The weight of the transplant was used as a surrogate measure of inflammation. Weight loss, indicative of the loss of inflammatory cells and reduced tissue oedema, signified a reduction of tissue inflammation. The explants from the mice given HSA, whether co-injected with the anti-IL-10 antibody or the isotype control, did not differ in weight (HSA + anti-IL-10, 0.33 ± 0.06 g; HSA + isotype, 0.27 ± 0.07 g; P = NS). In contrast, the explants from the mice given BiP + isotype control were significantly lighter in weight from those explants given anti-IL-10 (BiP + isotype control, 0.07 ± 0.04 g vs. BiP + anti-IL-10, 0.26 ± 0.04 g; n = 4, P = 0.007) (Figure 3). Importantly, there was no difference in weight between the two HSA groups and the group given BiP + anti-IL-10 (Figure 3). These data provide indirect evidence of IL-10 involvement. Undoubtedly the production of IL-10 facilitates the attenuation of TNFα production 1 , but data also indicate that the positive deactivation of monocytes 14 is important for the immunomodulatory effect of BiP, with downregulation of CD86 and HLA-DR and upregulation of soluble TNF receptor II and IL-1 receptor antagonist production 1 . These latter functions may be independent of IL-10 production 1 15 . It is certainly evident that, although BiP and IL-10 have a similar effect on monocytes, the kinetics are different 1 - therefore, at present, the extent to which IL-10 defines BiP activity is unclear.

Consideration should also be given to the extended activity of BiP treatment in the absence of protein.

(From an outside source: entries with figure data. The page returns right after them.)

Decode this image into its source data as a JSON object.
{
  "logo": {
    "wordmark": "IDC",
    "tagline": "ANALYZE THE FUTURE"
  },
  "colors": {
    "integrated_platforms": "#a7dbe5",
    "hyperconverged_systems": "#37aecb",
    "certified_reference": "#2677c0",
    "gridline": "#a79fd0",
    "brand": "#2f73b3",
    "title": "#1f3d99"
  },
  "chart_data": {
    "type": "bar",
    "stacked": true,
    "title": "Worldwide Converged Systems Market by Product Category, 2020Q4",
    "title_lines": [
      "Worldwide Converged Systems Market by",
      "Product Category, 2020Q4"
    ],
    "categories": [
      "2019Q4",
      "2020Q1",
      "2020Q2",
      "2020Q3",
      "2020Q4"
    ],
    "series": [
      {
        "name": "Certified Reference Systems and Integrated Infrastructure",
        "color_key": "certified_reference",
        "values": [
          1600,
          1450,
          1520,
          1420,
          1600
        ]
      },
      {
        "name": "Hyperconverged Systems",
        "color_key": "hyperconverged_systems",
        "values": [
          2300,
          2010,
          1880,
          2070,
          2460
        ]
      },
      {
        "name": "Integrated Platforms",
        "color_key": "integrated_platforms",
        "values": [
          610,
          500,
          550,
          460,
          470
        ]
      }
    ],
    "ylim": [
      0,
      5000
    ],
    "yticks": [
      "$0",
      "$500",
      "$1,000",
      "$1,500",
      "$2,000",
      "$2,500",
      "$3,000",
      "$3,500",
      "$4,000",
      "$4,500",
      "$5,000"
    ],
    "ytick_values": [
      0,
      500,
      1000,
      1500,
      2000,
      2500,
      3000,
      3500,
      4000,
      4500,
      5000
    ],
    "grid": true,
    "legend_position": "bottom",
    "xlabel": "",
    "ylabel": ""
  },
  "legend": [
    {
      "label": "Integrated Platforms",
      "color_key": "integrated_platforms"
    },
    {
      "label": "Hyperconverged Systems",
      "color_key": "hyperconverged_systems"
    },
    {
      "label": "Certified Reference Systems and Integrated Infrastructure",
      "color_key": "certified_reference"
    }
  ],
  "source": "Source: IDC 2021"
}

In vivo adoptive transfer experiments clearly indicate that the induction of regulatory T cells is important 2 , and the identification of the regulatory cell subpopulation involved is currently under investigation. Likewise, the BiP-induced attenuation of IL-6 is a novel finding from this model and we are presently investigating this in relation to BiP.